Scientists May Have Solved Mystery of Multiple Myeloma Relapse


Researchers target how cancer cells avoid treatment.

Among the main problems in the treatment of multiple myeloma is the rate of relapse in most patients treated with current therapies.

A study presented by the Yale Cancer Center on December 6, 2015 at the 57th annual meeting of the American Hematologic Society in Orlando, Florida, may have uncovered the root of this ongoing problem.

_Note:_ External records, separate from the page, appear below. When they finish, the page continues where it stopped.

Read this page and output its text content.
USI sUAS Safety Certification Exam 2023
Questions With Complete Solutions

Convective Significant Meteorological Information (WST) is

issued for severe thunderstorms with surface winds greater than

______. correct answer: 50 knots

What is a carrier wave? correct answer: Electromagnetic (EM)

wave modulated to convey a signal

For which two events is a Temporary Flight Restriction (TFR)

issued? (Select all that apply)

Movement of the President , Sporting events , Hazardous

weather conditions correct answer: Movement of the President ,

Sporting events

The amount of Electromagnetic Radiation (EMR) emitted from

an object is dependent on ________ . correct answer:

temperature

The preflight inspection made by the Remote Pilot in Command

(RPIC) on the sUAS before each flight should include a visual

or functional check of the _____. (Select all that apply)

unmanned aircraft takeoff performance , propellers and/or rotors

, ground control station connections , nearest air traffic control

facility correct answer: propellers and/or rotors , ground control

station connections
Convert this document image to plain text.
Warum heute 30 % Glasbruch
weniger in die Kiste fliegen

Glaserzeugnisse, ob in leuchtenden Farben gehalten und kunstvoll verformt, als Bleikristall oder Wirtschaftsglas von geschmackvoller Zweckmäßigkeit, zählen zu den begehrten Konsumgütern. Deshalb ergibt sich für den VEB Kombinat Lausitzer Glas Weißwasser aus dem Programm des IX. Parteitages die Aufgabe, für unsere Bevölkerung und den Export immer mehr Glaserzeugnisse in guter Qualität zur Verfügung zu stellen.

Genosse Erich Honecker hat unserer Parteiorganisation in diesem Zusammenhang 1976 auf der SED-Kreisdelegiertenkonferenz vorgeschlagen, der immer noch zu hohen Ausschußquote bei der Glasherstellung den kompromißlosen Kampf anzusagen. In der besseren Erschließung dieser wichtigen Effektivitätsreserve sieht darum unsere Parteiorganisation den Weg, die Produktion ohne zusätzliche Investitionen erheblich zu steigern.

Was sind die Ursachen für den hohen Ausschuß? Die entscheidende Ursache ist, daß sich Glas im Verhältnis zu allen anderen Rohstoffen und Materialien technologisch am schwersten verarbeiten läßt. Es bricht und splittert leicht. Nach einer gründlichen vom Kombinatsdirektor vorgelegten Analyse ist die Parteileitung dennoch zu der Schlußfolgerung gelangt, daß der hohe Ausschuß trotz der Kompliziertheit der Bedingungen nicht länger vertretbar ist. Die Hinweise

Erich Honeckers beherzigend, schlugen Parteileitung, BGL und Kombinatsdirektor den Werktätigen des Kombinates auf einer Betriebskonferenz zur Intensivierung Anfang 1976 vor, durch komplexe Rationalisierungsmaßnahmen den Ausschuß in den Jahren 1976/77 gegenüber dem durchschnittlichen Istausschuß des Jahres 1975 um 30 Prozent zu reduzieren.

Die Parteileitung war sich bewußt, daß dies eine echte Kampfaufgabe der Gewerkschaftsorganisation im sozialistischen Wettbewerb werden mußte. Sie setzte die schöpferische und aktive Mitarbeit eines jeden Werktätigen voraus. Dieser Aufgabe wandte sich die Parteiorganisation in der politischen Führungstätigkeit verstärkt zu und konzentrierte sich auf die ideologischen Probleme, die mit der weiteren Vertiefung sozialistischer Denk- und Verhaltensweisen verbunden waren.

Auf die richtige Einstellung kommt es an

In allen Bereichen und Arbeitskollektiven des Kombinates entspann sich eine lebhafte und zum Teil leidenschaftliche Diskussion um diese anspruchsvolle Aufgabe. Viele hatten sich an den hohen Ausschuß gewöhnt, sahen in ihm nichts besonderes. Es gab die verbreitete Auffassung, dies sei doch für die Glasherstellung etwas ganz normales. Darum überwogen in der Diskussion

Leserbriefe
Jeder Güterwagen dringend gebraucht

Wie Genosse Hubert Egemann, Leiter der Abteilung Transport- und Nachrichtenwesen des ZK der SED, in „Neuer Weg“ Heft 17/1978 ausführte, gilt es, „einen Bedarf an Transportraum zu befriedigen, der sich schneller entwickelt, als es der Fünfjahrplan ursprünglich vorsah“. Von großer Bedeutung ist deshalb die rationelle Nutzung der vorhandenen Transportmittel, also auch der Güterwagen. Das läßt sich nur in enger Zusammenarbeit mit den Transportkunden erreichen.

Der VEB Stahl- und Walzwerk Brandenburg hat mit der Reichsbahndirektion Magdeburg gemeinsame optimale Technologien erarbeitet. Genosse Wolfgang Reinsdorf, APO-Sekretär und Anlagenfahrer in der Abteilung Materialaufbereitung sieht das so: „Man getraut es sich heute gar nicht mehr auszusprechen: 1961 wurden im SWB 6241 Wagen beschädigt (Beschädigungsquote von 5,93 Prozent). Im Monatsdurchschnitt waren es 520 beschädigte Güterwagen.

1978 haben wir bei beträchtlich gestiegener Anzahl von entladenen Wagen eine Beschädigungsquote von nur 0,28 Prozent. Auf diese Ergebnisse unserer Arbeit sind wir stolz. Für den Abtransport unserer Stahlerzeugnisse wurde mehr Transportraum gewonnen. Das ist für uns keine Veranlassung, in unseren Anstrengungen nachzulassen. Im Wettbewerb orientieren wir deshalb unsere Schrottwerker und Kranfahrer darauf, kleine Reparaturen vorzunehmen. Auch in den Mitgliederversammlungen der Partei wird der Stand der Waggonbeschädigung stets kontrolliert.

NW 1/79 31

Following diagnosis, patients are treated with drugs from the immune modulating class, including Revlimid or Pomalyst, which initially show efficacy in treating the disease. However, these drugs often fail to prevent relapse in most patients due to residual cancer cells that evade treatment.

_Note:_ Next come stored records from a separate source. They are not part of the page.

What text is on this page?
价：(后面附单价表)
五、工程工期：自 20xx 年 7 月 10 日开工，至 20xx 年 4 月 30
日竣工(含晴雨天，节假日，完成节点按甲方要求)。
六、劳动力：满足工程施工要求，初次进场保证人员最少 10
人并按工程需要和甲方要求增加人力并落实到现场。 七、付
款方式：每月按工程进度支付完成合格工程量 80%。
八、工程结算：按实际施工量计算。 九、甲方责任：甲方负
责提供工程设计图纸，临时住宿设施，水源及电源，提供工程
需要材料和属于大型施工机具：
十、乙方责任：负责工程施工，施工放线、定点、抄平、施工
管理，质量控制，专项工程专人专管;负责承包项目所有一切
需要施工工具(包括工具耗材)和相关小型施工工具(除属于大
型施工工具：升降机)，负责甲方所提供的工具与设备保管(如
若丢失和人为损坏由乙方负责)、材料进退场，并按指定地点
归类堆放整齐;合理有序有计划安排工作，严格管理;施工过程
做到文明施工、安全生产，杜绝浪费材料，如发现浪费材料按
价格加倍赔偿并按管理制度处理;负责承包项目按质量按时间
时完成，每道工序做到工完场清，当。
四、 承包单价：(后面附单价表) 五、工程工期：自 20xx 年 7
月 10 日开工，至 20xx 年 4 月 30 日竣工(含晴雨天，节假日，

To determine the mechanism behind this, the researchers examined the remaining myeloma cells, which revealed a previously undiscovered biologic pathway induced by immune modulating drugs.

These drugs ultimately enable the residual cancer cells to survive and proliferate, the study noted.

"In this case, the pathway involved the loss of a protein called MBD3 that allows tumor cells to become more like stem cells and persist," said first author Rakesh Verma, a postdoctoral associate in hematology.

Researchers hope that preserving this protein may help to inhibit cancerous cells from evading therapy.

"Preventing the degradation of MBD3 protein will make it difficult for myeloma cells to escape this class of drugs," said senior author Madhav Dhodapkar, professor of immunobiology and chief of Hematology. "Being able to target the cells that lead to relapse is essential to curing myeloma."